By animating the plot the time aspect is accentuated

#install the relevant package
if(!require(gganimate)){install.packages("gganimate"); library(gganimate)}
if(!require(gifski)){install.packages("gifski"); library(gifski)}
#animating the plot
animated <- p+
  geom_point() +
  transition_manual(year_id, cumulative = TRUE) +
  ggtitle(expression('Percentage of Contraceptive Use in the year: {ifelse(frame + 1990 <= 2019, frame + 1990, 2019)}'))
#the next lines of code will allow this markdown script to be knit into both PDF and html 
#the use of 'if' will determine what code is run based on whether the knit is to html or pdf
if(knitr::is_html_output()){
  animated
}

if(knitr::is_html_output()){
  anim_save(here("plots" , "gif_230170335.gif"), animated, renderer = gifski_renderer())

}

if(!knitr::is_latex_output()){
  anim_save(here("plots" , "gif_230170335.gif"), animated, renderer = gifski_renderer())
}

6 Summary

6.1 Interpretation

This graph may suggest that hormonal contraception use has not gone down drastically despite possible dissatisfaction with it. It does however show that condom use is increasing a lot. This could mean a lot of things, perhaps people are trying to be safer, it could mean that younger age populations, who are starting to engage in sexual activity more, need a form of contraception but don’t want to use hormonal ones. Of course, a limitation of this plot/the data used, is that it does not investigate whether people are happy with their contraception. In wider context, this data could not inform researchers/medical professionals if women are unhappy with their hormonal contraception. But it can show that, despite side effects, many women stay on hormonal contraception, with the pill being a favourable option.

6.2 Follow ups

This data set can lend itself to many visualisations. For example, plotting the different age categories can give insight into favourable contraceptive methods for different age groups, could younger generations be using less or more hormonal contraception? and if so, which one appears to be popular? Looking into different continents or specific countries can also be done as a follow-up, it is possible different countries favour different methods. There are a wide range of measures in the data set and thus, many other measures can be investigated, not just the 5 chosen out of pure curiosity.

6.3 Reflection

If given more time, I would have liked to merge both of the available data sets to investigate since the 70’s.
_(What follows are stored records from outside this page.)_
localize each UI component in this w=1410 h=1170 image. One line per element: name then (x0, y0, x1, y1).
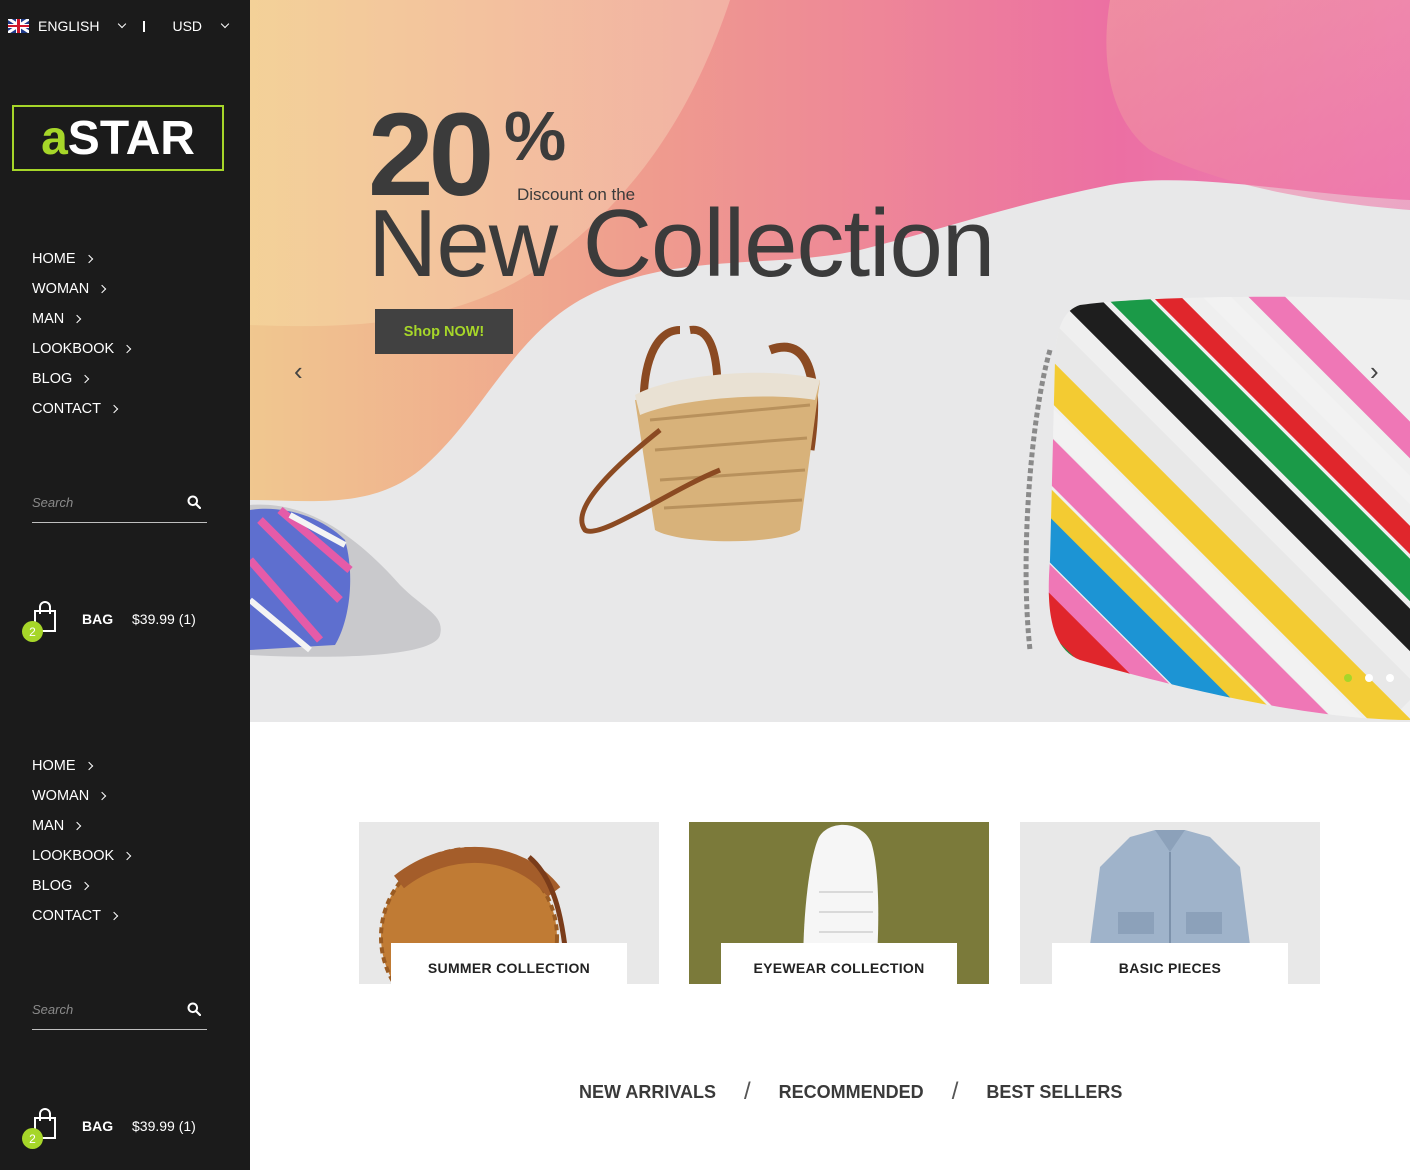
nav-item-label: MAN (32, 818, 65, 834)
nav-item-man[interactable]: MAN (32, 304, 130, 334)
search-input[interactable] (32, 495, 172, 510)
slider-dot[interactable] (1386, 674, 1394, 682)
hero-slider: 20 % Discount on the New Collection Shop… (250, 0, 1410, 722)
tab-new-arrivals[interactable]: NEW ARRIVALS (579, 1082, 716, 1103)
chevron-right-icon (84, 761, 93, 771)
search-input[interactable] (32, 1002, 172, 1017)
chevron-right-icon (81, 374, 90, 384)
nav-item-label: BLOG (32, 371, 73, 387)
shop-now-button[interactable]: Shop NOW! (375, 309, 513, 354)
chevron-down-icon (220, 19, 230, 29)
language-selector[interactable]: ENGLISH (38, 18, 127, 34)
uk-flag-icon (8, 19, 29, 33)
cart-count-badge: 2 (22, 621, 43, 642)
chevron-right-icon (72, 314, 82, 324)
chevron-right-icon (81, 881, 90, 891)
cart[interactable]: 2 BAG $39.99 (1) (22, 601, 222, 645)
currency-label: USD (172, 18, 203, 34)
cart-total: $39.99 (1) (132, 611, 196, 627)
nav-item-label: HOME (32, 758, 76, 774)
category-card-basic[interactable]: BASIC PIECES (1020, 822, 1320, 984)
nav-item-label: CONTACT (32, 401, 102, 417)
tab-separator: / (951, 1078, 959, 1105)
cart-total: $39.99 (1) (132, 1118, 196, 1134)
cart-label: BAG (82, 611, 114, 627)
nav-item-lookbook[interactable]: LOOKBOOK (32, 841, 132, 871)
slider-dot[interactable] (1344, 674, 1352, 682)
topbar: ENGLISH USD (8, 18, 230, 34)
nav-item-label: CONTACT (32, 908, 102, 924)
main-nav: HOME WOMAN MAN LOOKBOOK BLOG CONTACT (32, 244, 132, 424)
cart-secondary[interactable]: 2 BAG $39.99 (1) (22, 1108, 222, 1152)
chevron-down-icon (118, 19, 127, 29)
slider-prev-arrow-icon[interactable]: ‹ (294, 356, 303, 387)
divider (143, 20, 146, 32)
nav-item-home[interactable]: HOME (32, 751, 130, 781)
category-caption: BASIC PIECES (1052, 943, 1288, 984)
chevron-right-icon (122, 344, 132, 354)
product-tabs: NEW ARRIVALS / RECOMMENDED / BEST SELLER… (579, 1078, 1122, 1106)
category-caption: EYEWEAR COLLECTION (721, 943, 957, 984)
nav-item-label: BLOG (32, 878, 73, 894)
chevron-right-icon (72, 821, 82, 831)
logo[interactable]: a STAR (12, 105, 224, 171)
nav-item-home[interactable]: HOME (32, 244, 130, 274)
percent-sign: % (504, 97, 567, 175)
search-box-secondary (32, 994, 207, 1030)
nav-item-man[interactable]: MAN (32, 811, 130, 841)
slider-dots (1344, 674, 1394, 682)
chevron-right-icon (109, 911, 119, 921)
main-nav-secondary: HOME WOMAN MAN LOOKBOOK BLOG CONTACT (32, 751, 132, 931)
search-icon[interactable] (187, 495, 201, 509)
cart-label: BAG (82, 1118, 114, 1134)
chevron-right-icon (84, 254, 93, 264)
category-card-eyewear[interactable]: EYEWEAR COLLECTION (689, 822, 989, 984)
nav-item-woman[interactable]: WOMAN (32, 781, 130, 811)
nav-item-contact[interactable]: CONTACT (32, 901, 130, 931)
category-card-summer[interactable]: SUMMER COLLECTION (359, 822, 659, 984)
tab-recommended[interactable]: RECOMMENDED (779, 1082, 924, 1103)
nav-item-lookbook[interactable]: LOOKBOOK (32, 334, 132, 364)
slider-dot[interactable] (1365, 674, 1373, 682)
chevron-right-icon (109, 404, 119, 414)
nav-item-label: LOOKBOOK (32, 341, 115, 357)
cart-count-badge: 2 (22, 1128, 43, 1149)
chevron-right-icon (97, 791, 107, 801)
search-box (32, 487, 207, 523)
nav-item-label: LOOKBOOK (32, 848, 115, 864)
striped-bag-image (1023, 296, 1410, 720)
logo-text: STAR (67, 111, 195, 165)
nav-item-blog[interactable]: BLOG (32, 364, 130, 394)
nav-item-contact[interactable]: CONTACT (32, 394, 130, 424)
logo-accent: a (41, 111, 68, 165)
language-label: ENGLISH (38, 18, 100, 34)
slider-next-arrow-icon[interactable]: › (1370, 356, 1379, 387)
tab-separator: / (744, 1078, 751, 1105)
category-caption: SUMMER COLLECTION (391, 943, 627, 984)
currency-selector[interactable]: USD (172, 18, 230, 34)
sidebar: ENGLISH USD a STAR HOME WOMAN MAN LOOKBOO… (0, 0, 250, 1170)
nav-item-label: WOMAN (32, 788, 90, 804)
nav-item-label: WOMAN (32, 281, 90, 297)
nav-item-label: MAN (32, 311, 65, 327)
nav-item-label: HOME (32, 251, 76, 267)
nav-item-woman[interactable]: WOMAN (32, 274, 130, 304)
nav-item-blog[interactable]: BLOG (32, 871, 130, 901)
tab-best-sellers[interactable]: BEST SELLERS (986, 1082, 1122, 1103)
chevron-right-icon (122, 851, 132, 861)
chevron-right-icon (97, 284, 107, 294)
search-icon[interactable] (187, 1002, 201, 1016)
hero-headline: New Collection (368, 190, 995, 297)
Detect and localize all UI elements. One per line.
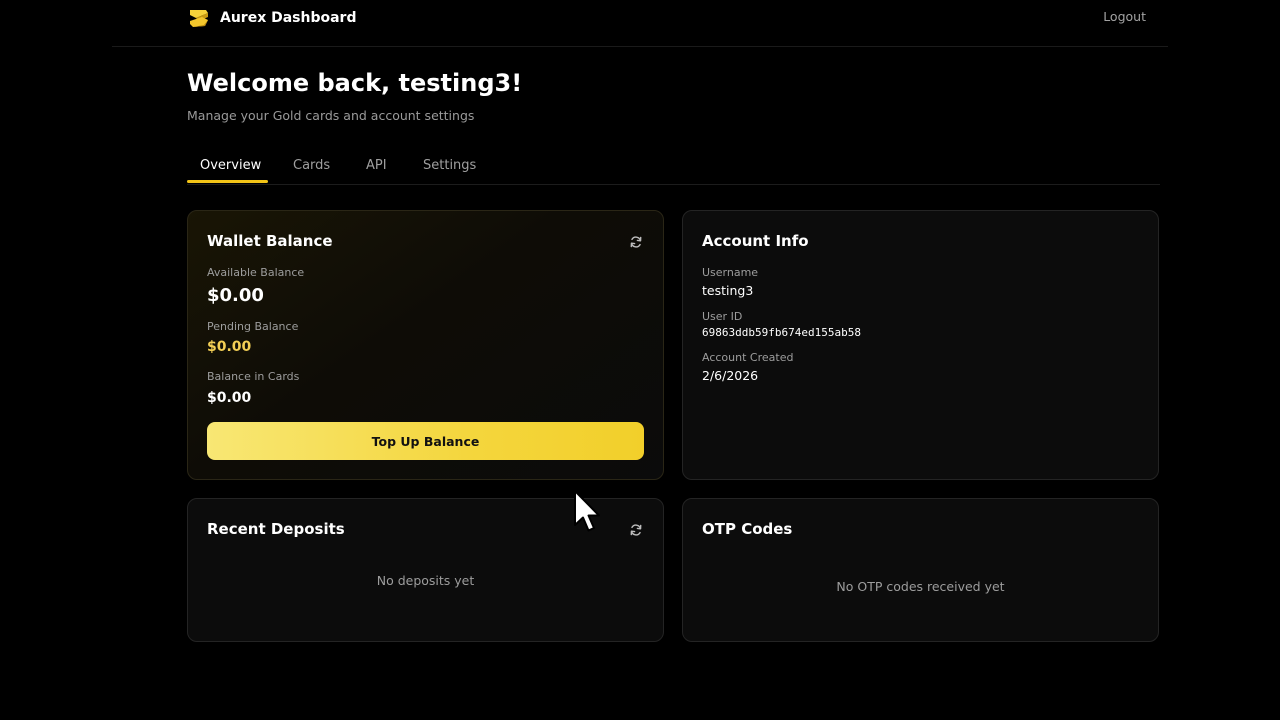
available-balance-label: Available Balance [207, 266, 305, 279]
user-id-value: 69863ddb59fb674ed155ab58 [702, 326, 861, 339]
aurex-logo-icon [190, 10, 208, 27]
tab-api[interactable]: API [366, 158, 387, 173]
no-deposits-message: No deposits yet [376, 573, 475, 588]
page-title: Welcome back, testing3! [187, 69, 523, 97]
account-info-card: Account Info Username testing3 User ID 6… [682, 210, 1159, 480]
refresh-icon[interactable] [629, 523, 643, 537]
tab-bar: Overview Cards API Settings [187, 150, 1160, 185]
pending-balance-label: Pending Balance [207, 320, 299, 333]
brand[interactable]: Aurex Dashboard [187, 5, 357, 31]
brand-name: Aurex Dashboard [220, 10, 357, 26]
username-label: Username [702, 266, 759, 279]
dashboard-page: Aurex Dashboard Logout Welcome back, tes… [0, 0, 1280, 720]
cards-balance-value: $0.00 [207, 390, 252, 406]
page-subtitle: Manage your Gold cards and account setti… [187, 108, 475, 123]
username-value: testing3 [702, 283, 754, 298]
active-tab-indicator [187, 180, 268, 183]
tab-cards[interactable]: Cards [293, 158, 330, 173]
tab-settings[interactable]: Settings [423, 158, 476, 173]
tab-overview[interactable]: Overview [200, 158, 261, 173]
account-created-value: 2/6/2026 [702, 368, 759, 383]
no-otp-codes-message: No OTP codes received yet [836, 579, 1005, 594]
recent-deposits-title: Recent Deposits [207, 520, 345, 538]
account-info-title: Account Info [702, 232, 809, 250]
top-up-balance-button[interactable]: Top Up Balance [207, 422, 644, 460]
recent-deposits-card: Recent Deposits No deposits yet [187, 498, 664, 642]
wallet-balance-title: Wallet Balance [207, 232, 333, 250]
available-balance-value: $0.00 [207, 285, 264, 306]
wallet-balance-card: Wallet Balance Available Balance $0.00 P… [187, 210, 664, 480]
otp-codes-title: OTP Codes [702, 520, 793, 538]
account-created-label: Account Created [702, 351, 794, 364]
otp-codes-card: OTP Codes No OTP codes received yet [682, 498, 1159, 642]
top-navigation-bar: Aurex Dashboard Logout [112, 0, 1168, 47]
logout-link[interactable]: Logout [1103, 9, 1146, 24]
pending-balance-value: $0.00 [207, 339, 252, 355]
refresh-icon[interactable] [629, 235, 643, 249]
user-id-label: User ID [702, 310, 743, 323]
cards-balance-label: Balance in Cards [207, 370, 300, 383]
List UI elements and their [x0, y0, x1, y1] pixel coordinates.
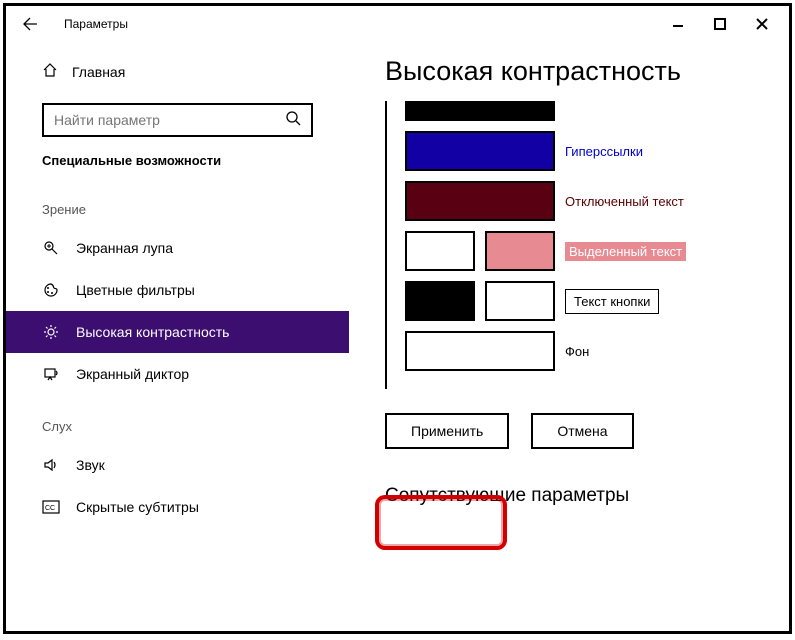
- content-area: Главная Специальные возможности Зрение Э…: [6, 42, 789, 631]
- minimize-button[interactable]: [671, 17, 685, 31]
- swatch-row-selected: Выделенный текст: [405, 231, 753, 271]
- swatch-label: Гиперссылки: [565, 144, 643, 159]
- cc-icon: CC: [42, 498, 60, 516]
- sidebar-item-high-contrast[interactable]: Высокая контрастность: [6, 311, 349, 353]
- sidebar-item-label: Высокая контрастность: [76, 324, 229, 340]
- swatch-row: [405, 101, 753, 121]
- titlebar: Параметры: [6, 6, 789, 42]
- swatch-row-button: Текст кнопки: [405, 281, 753, 321]
- window-controls: [671, 17, 781, 31]
- sidebar: Главная Специальные возможности Зрение Э…: [6, 42, 349, 631]
- home-icon: [42, 62, 58, 81]
- sidebar-item-color-filters[interactable]: Цветные фильтры: [6, 269, 349, 311]
- sidebar-item-label: Звук: [76, 457, 105, 473]
- cancel-button[interactable]: Отмена: [531, 413, 633, 449]
- speaker-icon: [42, 456, 60, 474]
- page-title: Высокая контрастность: [385, 56, 753, 87]
- window-title: Параметры: [64, 17, 128, 31]
- color-swatch[interactable]: [485, 231, 555, 271]
- sidebar-item-narrator[interactable]: Экранный диктор: [6, 353, 349, 395]
- apply-button[interactable]: Применить: [385, 413, 509, 449]
- search-input[interactable]: [54, 112, 285, 128]
- arrow-left-icon: [22, 16, 38, 32]
- related-title: Сопутствующие параметры: [385, 485, 753, 507]
- main-panel: Высокая контрастность Гиперссылки Отключ…: [349, 42, 789, 631]
- narrator-icon: [42, 365, 60, 383]
- search-box[interactable]: [42, 103, 313, 137]
- color-swatch[interactable]: [405, 181, 555, 221]
- color-palette-icon: [42, 281, 60, 299]
- swatch-row-hyperlinks: Гиперссылки: [405, 131, 753, 171]
- close-button[interactable]: [755, 17, 769, 31]
- sidebar-item-sound[interactable]: Звук: [6, 444, 349, 486]
- swatch-label: Выделенный текст: [565, 242, 686, 261]
- button-row: Применить Отмена: [385, 413, 753, 449]
- sidebar-item-label: Скрытые субтитры: [76, 499, 199, 515]
- maximize-button[interactable]: [713, 17, 727, 31]
- sidebar-item-captions[interactable]: CC Скрытые субтитры: [6, 486, 349, 528]
- color-swatch[interactable]: [405, 231, 475, 271]
- color-swatch[interactable]: [405, 131, 555, 171]
- swatch-label: Отключенный текст: [565, 194, 684, 209]
- color-swatch[interactable]: [405, 101, 555, 121]
- swatch-label: Текст кнопки: [565, 289, 659, 314]
- color-swatch[interactable]: [405, 281, 475, 321]
- sidebar-item-label: Экранный диктор: [76, 366, 189, 382]
- window-frame: Параметры Главная Специальные возможност…: [3, 3, 792, 634]
- search-icon: [285, 110, 301, 131]
- color-swatch[interactable]: [485, 281, 555, 321]
- svg-text:CC: CC: [45, 505, 55, 512]
- group-label-hearing: Слух: [6, 419, 349, 434]
- magnifier-icon: [42, 239, 60, 257]
- group-label-vision: Зрение: [6, 202, 349, 217]
- swatch-label: Фон: [565, 344, 589, 359]
- brightness-icon: [42, 323, 60, 341]
- home-label: Главная: [72, 64, 125, 80]
- swatch-row-background: Фон: [405, 331, 753, 371]
- swatch-list: Гиперссылки Отключенный текст Выделенный…: [385, 101, 753, 389]
- sidebar-item-magnifier[interactable]: Экранная лупа: [6, 227, 349, 269]
- sidebar-item-label: Экранная лупа: [76, 240, 173, 256]
- section-title: Специальные возможности: [6, 153, 349, 168]
- sidebar-item-label: Цветные фильтры: [76, 282, 195, 298]
- home-link[interactable]: Главная: [6, 54, 349, 89]
- color-swatch[interactable]: [405, 331, 555, 371]
- back-button[interactable]: [14, 8, 46, 40]
- swatch-row-disabled: Отключенный текст: [405, 181, 753, 221]
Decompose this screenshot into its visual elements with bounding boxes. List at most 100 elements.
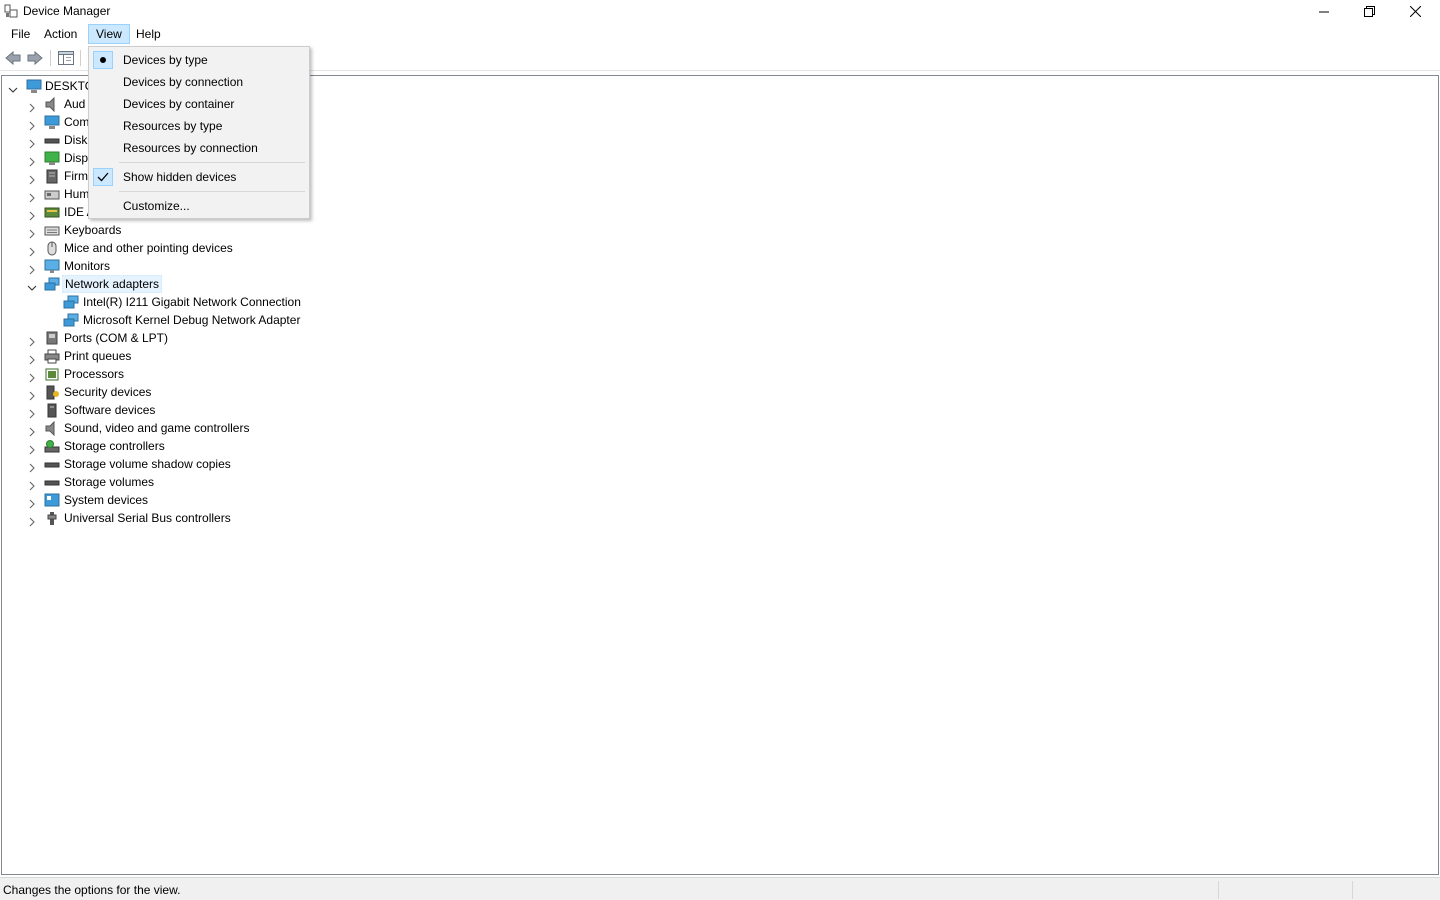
chevron-right-icon[interactable] bbox=[27, 406, 37, 419]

I did not do this because the one data set used was large, and frankly was scary! However, I have learnt a lot doing this project, I am very proud of my visualisation and the fun things that I incorporated like the colour of the pill packaging. I thought it was ambitious to make a moving graph at the start of the module and so I am proud to have completed one.

7 References:

Haakenstad, A., Angelino, O., Irvine, C. M. S., Bhutta, Z. A., Bienhoff, K., Bintz, C., Causey, K., Dirac, M. A., Fullman, N., Gakidou, E., Glucksman, T., Hay, S. I., Henry, N. J., Martopullo, I., Mokdad, A. H., Mumford, J. E., Lim, S. S., Murray, C. J. L., & Lozano, R. (2022). Measuring contraceptive method mix, prevalence, and demand satisfied by age and marital status in 204 countries and territories, 1970–2019: a systematic analysis for the Global Burden of Disease Study 2019. The Lancet, 400(10348), 295–327. https://doi.org/10.1016/S0140-6736(22)00936-9

The data, code and original code book can be found via this website: https://ghdx.healthdata.org/record/ihme-data/contraceptive-prevalence-estimates-1970-2019 Global Burden of Disease Collaborative Network. Global Burden of Disease Study 2019 (GBD 2019) Contraceptive Prevalence Estimates 1970-2019. Seattle, United States of America: Institute for Health Metrics and Evaluation (IHME), 2022.